"Can I come in?" she asked with tremulous abruptness.
"Please do," said David.
She entered and moved to the foot of the couch where she could look down on Rogers. "I've come to say something—and to say good-bye," she announced.
"Say good-bye?" Rogers sat up. "Good-bye? Why? Oh, you have a new position?"
"No. I've no right to be here. You won't want me when you know. So I'm going."
Her face tightened with the effort of holding down sobs. The two men looked at her in wonderment, waiting.

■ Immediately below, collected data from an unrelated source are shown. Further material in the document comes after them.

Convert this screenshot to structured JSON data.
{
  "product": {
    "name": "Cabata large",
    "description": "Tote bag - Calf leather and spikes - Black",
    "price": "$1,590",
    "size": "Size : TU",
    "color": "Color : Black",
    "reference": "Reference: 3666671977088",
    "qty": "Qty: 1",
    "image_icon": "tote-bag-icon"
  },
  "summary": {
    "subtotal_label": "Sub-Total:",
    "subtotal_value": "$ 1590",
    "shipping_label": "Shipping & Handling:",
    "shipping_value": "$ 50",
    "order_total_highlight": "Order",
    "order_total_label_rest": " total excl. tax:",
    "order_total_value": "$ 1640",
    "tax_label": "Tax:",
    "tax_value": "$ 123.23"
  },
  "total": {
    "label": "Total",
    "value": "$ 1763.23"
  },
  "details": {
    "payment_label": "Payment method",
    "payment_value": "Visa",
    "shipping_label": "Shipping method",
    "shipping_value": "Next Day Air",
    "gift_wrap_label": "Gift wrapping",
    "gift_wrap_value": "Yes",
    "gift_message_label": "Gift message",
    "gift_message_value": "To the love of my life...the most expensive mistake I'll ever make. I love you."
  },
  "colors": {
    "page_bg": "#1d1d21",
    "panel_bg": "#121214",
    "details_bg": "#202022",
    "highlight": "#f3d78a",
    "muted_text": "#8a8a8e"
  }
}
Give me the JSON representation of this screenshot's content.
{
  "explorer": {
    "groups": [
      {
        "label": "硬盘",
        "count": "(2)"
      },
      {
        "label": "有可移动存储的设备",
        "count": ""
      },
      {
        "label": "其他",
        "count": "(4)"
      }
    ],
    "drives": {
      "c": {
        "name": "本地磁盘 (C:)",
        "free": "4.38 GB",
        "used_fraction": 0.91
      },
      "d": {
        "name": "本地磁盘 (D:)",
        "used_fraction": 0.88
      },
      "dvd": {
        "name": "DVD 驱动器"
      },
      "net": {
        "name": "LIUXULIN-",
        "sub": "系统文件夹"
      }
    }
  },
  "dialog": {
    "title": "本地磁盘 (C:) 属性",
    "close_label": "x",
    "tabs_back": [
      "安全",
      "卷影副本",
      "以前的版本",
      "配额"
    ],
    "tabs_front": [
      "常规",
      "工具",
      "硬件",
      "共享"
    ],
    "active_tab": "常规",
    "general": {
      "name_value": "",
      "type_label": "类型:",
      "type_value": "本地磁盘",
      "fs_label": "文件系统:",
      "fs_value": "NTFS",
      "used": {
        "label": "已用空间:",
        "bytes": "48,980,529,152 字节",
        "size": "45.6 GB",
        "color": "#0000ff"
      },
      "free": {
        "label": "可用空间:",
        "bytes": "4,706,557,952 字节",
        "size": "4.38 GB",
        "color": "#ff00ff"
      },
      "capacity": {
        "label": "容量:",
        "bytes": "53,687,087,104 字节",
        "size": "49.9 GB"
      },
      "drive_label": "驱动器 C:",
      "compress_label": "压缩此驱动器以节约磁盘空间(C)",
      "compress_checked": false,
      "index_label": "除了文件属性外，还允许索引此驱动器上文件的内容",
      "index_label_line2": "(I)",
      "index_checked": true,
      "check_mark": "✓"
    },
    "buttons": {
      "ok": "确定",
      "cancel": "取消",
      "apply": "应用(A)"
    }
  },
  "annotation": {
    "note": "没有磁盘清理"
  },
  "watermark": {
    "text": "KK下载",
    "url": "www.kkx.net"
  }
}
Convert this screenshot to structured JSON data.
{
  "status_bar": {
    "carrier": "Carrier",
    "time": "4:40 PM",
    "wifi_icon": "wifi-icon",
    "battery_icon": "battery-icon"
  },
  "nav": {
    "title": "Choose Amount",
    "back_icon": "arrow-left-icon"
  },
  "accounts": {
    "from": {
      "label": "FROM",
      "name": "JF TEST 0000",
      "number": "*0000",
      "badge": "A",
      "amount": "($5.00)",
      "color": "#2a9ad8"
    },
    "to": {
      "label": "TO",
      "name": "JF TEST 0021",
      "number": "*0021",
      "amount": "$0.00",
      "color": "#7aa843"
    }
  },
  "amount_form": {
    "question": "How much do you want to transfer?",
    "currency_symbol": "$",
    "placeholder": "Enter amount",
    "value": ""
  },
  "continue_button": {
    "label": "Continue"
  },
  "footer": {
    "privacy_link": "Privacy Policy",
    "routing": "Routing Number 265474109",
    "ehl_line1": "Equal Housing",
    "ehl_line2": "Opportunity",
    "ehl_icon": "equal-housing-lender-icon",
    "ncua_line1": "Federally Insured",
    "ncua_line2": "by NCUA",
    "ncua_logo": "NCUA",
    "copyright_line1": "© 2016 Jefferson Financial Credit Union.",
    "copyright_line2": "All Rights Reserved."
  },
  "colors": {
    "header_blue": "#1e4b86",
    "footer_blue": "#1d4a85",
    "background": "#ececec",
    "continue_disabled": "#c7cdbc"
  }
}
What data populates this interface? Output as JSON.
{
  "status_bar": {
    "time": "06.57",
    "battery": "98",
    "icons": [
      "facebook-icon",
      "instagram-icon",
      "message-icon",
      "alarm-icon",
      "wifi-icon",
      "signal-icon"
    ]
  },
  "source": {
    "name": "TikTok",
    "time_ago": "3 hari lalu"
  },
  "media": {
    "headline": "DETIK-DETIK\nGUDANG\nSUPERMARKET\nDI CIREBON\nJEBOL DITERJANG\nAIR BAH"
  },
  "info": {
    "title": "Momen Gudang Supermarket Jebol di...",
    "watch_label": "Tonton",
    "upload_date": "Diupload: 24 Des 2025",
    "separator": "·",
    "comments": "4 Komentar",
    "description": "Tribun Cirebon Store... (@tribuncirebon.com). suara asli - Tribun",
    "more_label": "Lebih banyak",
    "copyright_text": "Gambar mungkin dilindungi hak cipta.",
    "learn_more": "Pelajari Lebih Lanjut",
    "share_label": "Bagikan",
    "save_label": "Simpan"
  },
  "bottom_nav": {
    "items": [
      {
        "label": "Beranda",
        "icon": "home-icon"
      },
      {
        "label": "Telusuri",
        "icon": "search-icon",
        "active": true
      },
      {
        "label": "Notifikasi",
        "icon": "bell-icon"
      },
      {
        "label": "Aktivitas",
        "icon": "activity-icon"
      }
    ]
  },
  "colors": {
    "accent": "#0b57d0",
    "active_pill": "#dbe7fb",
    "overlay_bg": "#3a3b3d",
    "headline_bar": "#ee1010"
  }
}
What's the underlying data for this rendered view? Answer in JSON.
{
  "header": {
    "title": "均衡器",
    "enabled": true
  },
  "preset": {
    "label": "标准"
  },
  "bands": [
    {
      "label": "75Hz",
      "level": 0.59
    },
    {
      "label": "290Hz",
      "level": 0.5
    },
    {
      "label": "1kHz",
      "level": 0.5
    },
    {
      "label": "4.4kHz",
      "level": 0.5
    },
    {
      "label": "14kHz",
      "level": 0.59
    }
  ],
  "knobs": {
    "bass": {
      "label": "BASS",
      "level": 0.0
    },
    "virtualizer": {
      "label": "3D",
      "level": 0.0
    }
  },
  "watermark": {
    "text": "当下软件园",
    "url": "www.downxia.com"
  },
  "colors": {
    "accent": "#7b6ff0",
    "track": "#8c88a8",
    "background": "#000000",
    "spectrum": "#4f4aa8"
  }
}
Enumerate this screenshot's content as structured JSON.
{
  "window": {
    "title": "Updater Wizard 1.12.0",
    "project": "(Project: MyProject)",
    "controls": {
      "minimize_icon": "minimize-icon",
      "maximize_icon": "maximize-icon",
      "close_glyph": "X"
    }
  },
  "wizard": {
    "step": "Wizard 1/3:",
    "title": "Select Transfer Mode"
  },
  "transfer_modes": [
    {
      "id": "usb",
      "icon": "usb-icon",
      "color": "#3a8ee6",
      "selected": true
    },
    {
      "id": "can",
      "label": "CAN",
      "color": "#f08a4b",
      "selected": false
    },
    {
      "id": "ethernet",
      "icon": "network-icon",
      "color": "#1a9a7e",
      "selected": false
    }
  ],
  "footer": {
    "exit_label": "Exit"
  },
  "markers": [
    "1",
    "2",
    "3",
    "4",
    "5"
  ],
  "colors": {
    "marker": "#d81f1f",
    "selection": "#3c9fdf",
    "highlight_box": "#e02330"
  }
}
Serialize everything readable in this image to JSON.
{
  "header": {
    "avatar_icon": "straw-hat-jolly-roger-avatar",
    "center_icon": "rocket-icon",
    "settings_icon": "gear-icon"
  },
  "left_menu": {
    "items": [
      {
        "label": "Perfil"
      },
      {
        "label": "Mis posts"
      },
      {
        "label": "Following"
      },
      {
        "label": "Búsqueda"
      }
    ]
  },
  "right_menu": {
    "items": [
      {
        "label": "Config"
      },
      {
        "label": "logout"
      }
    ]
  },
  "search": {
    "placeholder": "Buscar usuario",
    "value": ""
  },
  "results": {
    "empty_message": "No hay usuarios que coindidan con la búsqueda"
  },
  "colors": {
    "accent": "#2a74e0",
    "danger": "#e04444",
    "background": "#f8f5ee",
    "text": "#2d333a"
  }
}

"You know how broke up I was when you told me about yesterday afternoon," she went on, "and how mad I was at Mr. Chambers. And then to find out what I have!... Here's what I've come to tell you. Yesterday afternoon and last night my father was drinking a great deal. I wondered where he got the money. This morning I went through his clothes while he was asleep; there were several dollars. I asked him about it. He lied to me, of course. But I got the truth out of him in the end.
"You remember that detective you told me about last night. When he left here yesterday about noon he happened to see my father sweeping off the sidewalk. He began to talk to my father, got my father to drinking, gave him some money. And after a while my father—he'd learned it somehow—he told the detective—he told him you were Red Thorpe."
The two men were silent a moment, looking at the strained face down which tears were now running.
"So that's how it happened!" Rogers breathed.